今まで何度そう考えただろう。思考の沼に沈みそうになったとき、リエーフはいつも私をすくい上げてくれる。いや、すくい上げてくれるっていうより、一本釣りで引き上げてくれると言ったほうがいいかもしれない。
リエーフは単純思考のおバカさんだけど、いつも私の思いつかない突拍子もない方法で、私の悩みを解決してくれるのだ。
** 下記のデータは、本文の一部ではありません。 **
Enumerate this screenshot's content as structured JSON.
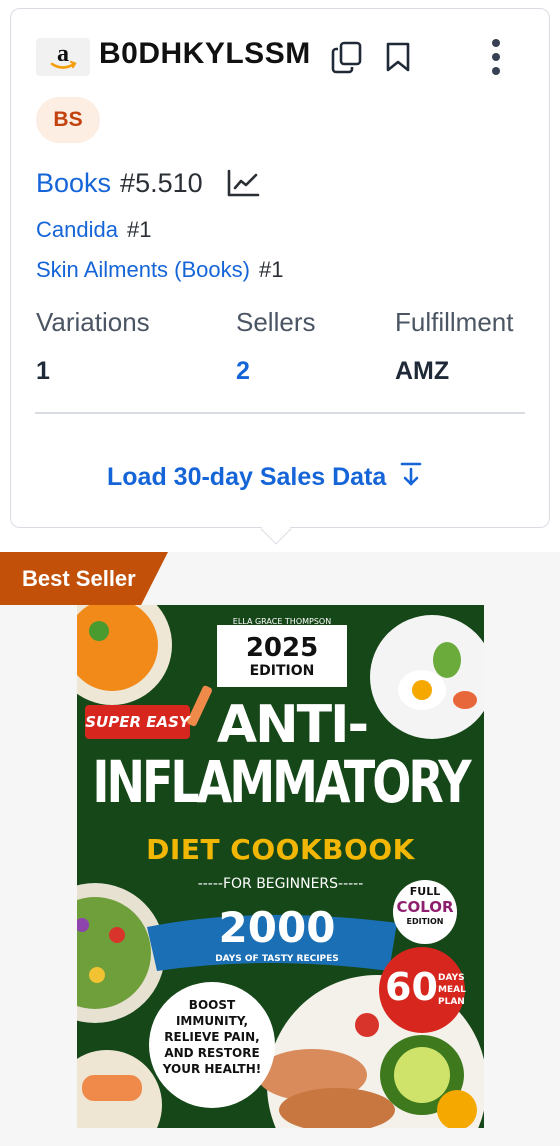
{
  "header": {
    "logo_icon": "amazon-logo-icon",
    "asin": "B0DHKYLSSM",
    "actions": [
      "copy-icon",
      "bookmark-icon",
      "more-vertical-icon"
    ]
  },
  "badge": {
    "label": "BS"
  },
  "rank": {
    "main": {
      "category": "Books",
      "rank": "#5.510",
      "icon": "line-chart-icon"
    },
    "sub": [
      {
        "category": "Candida",
        "rank": "#1"
      },
      {
        "category": "Skin Ailments (Books)",
        "rank": "#1"
      }
    ]
  },
  "stats": [
    {
      "label": "Variations",
      "value": "1"
    },
    {
      "label": "Sellers",
      "value": "2"
    },
    {
      "label": "Fulfillment",
      "value": "AMZ"
    }
  ],
  "load_sales": {
    "label": "Load 30-day Sales Data",
    "icon": "arrow-down-to-line-icon"
  },
  "product": {
    "ribbon": "Best Seller",
    "cover": {
      "author": "ELLA GRACE THOMPSON",
      "year": "2025",
      "edition": "EDITION",
      "tag": "SUPER EASY",
      "title_1": "ANTI-",
      "title_2": "INFLAMMATORY",
      "title_3": "DIET COOKBOOK",
      "subtitle": "-----FOR BEGINNERS-----",
      "big_number": "2000",
      "big_number_caption": "DAYS OF TASTY RECIPES",
      "color_1": "FULL",
      "color_2": "COLOR",
      "color_3": "EDITION",
      "meal_number": "60",
      "meal_1": "DAYS",
      "meal_2": "MEAL",
      "meal_3": "PLAN",
      "promo_1": "BOOST",
      "promo_2": "IMMUNITY,",
      "promo_3": "RELIEVE PAIN,",
      "promo_4": "AND RESTORE",
      "promo_5": "YOUR HEALTH!"
    }
  },
  "colors": {
    "link": "#1565d8",
    "badge_bg": "#fdeee4",
    "badge_text": "#c2410c",
    "ribbon": "#c25008",
    "cover_bg": "#1a4f1c"
  }
}
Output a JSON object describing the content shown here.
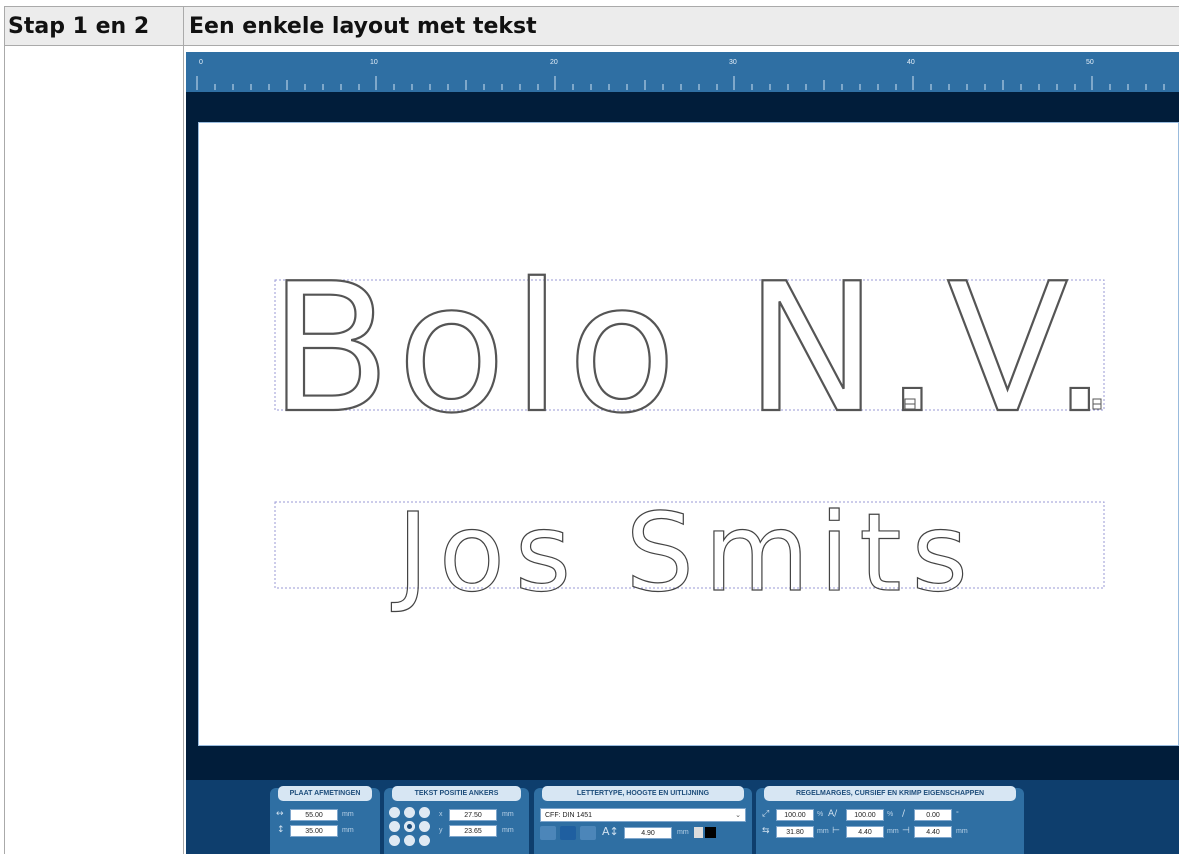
{
  "table": {
    "col1_header": "Stap 1 en 2",
    "col2_header": "Een enkele layout met tekst"
  },
  "editor": {
    "ruler_labels": [
      "0",
      "10",
      "20",
      "30",
      "40",
      "50"
    ],
    "canvas": {
      "line1": "Bolo N.V.",
      "line2": "Jos Smits"
    },
    "panels": {
      "plaat": {
        "title": "PLAAT AFMETINGEN",
        "width": "55.00",
        "height": "35.00",
        "unit": "mm"
      },
      "positie": {
        "title": "TEKST POSITIE ANKERS",
        "x_label": "x",
        "y_label": "y",
        "x": "27.50",
        "y": "23.65",
        "unit": "mm"
      },
      "lettertype": {
        "title": "LETTERTYPE, HOOGTE EN UITLIJNING",
        "font": "CFF: DIN 1451",
        "height": "4.90",
        "unit": "mm"
      },
      "regelmarges": {
        "title": "REGELMARGES, CURSIEF EN KRIMP EIGENSCHAPPEN",
        "scale_x": "100.00",
        "scale_y": "100.00",
        "italic": "0.00",
        "spacing": "31.80",
        "margin_left": "4.40",
        "margin_right": "4.40",
        "unit_pct": "%",
        "unit_mm": "mm",
        "unit_deg": "°"
      }
    }
  },
  "colors": {
    "editor_bg": "#011d3a",
    "ruler": "#2f6fa3",
    "panel": "#2f6fa3",
    "header_bg": "#ececec"
  }
}
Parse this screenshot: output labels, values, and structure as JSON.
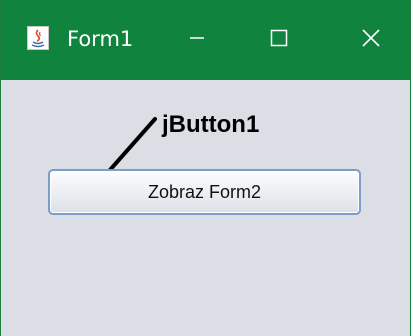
{
  "window": {
    "title": "Form1",
    "titlebar_color": "#10843e",
    "background_color": "#dcdee6",
    "controls": {
      "minimize_icon": "minimize-icon",
      "maximize_icon": "maximize-icon",
      "close_icon": "close-icon"
    }
  },
  "content": {
    "annotation_label": "jButton1",
    "button_label": "Zobraz Form2"
  }
}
「ごめんね、私、いつもリエーフに助けられてるね。何も返してあげられてない」
『助けるとか返すとか、俺にはよくわかりませんけど、別にどうでもいいですよ。だって、好きな人と一緒にいられるんですもん。ただ、先輩がいろいろ考え込んじゃって、悲しい顔してるのは、見ててヤだなとは思います』
「私、幸せかな」
『幸せですよ!』
リエーフはきっぱりと言った。『あったかいベッドの上で、俺と電話できてるんですから!』
「ふふふ、そうかも」
照れくさくなって、布団の中に潜り込んだ。私が考えているよりもずっと、幸せに生きていくことは難しい話ではないのかもしれない。
『そろそろ眠くなってきました?』
深夜の弾けるような彼の声に、全然、と否定をする。「リエーフが笑わせてくるから余計に目が醒めちゃったよ」
『俺も、全然眠くないです。先輩、このまま朝まで話しちゃいましょーよ!』
「うん、いいよ。でもちょっと待って、リエーフお風呂入ってきなよ」
そう言ってスマホ片手にベッドから抜けだした。電気のスイッチを押すと、パッと部屋が明るくなる。
『なんかやることでもあるんですか?』
不思議そうに尋ねる声に「冷蔵庫、漁ってくる」と笑って返した。